As a child of the late 1980s, I was totally onboard with the Turtle marketing wehrmacht, but even then, I knew it was nothing more than mass market pandering. By the time “X-Men” and “Batman: The Animated Series” were on TV, I realized just how corny and commercial the property was … go back and watch some of those old shows and you’ll realize those things don’t stand up a bit. Alas, it does still have some nostalgic appeal, and all in all, this re-start really isn’t as bad as I thought it would be.

Yeah, you can complain about the movie being nothing more than a product-placement strewn toy advertisement, but that’s pretty much what the first wave of movies were, anyway. Probably my favorite scene in the entire film is a sequence where Splinter temps Michelangelo with a “99-cheese pizza” from Pizza Hut -- it’s such a shameless, goofy moment that really embodies everything the license represents, which is virtually nothing.

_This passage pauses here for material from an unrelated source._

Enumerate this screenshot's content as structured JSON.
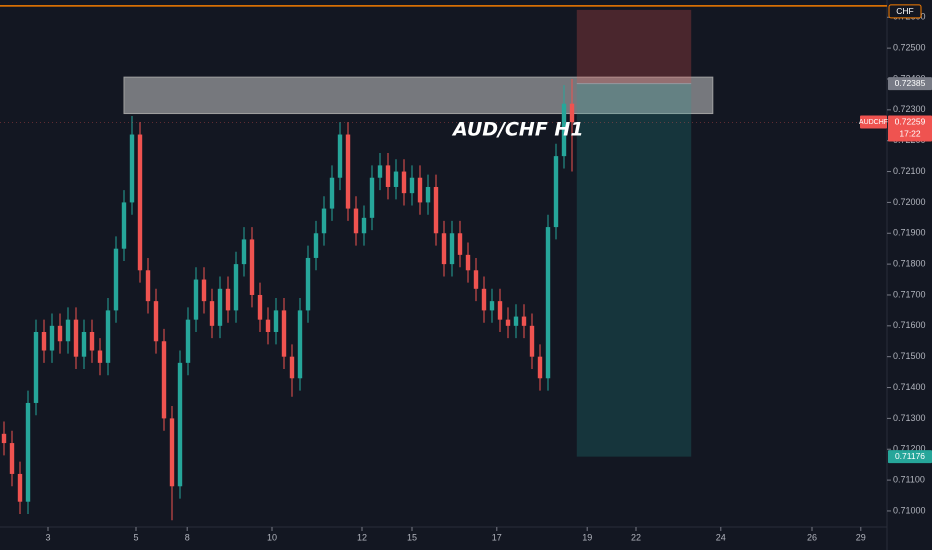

As idea deprived and sequel-hungry modern Hollywood is, it’s practically a given that we’re going to be seeing at least four or five more “TMNT” movies before yet another franchise reboot. And who knows? We may finally get a live action feature film starring such illustrious characters as Pizza Face, Muck Man and my personal favorite, Mutagen Man -- a guy who’s basically a bunch of organs floating around in a fish tank.

If you don’t want to think, then “TMNT” is your kind of movie. And as far as brain dead, big budget cinema goes nowadays, “TMNT” is certainly one of the least offensive offerings to come out this year.

My Score:


Two and half tofu dogs out of four

Jimbo says check it out … especially if you remember who the fuck “Baxter Stockman” is.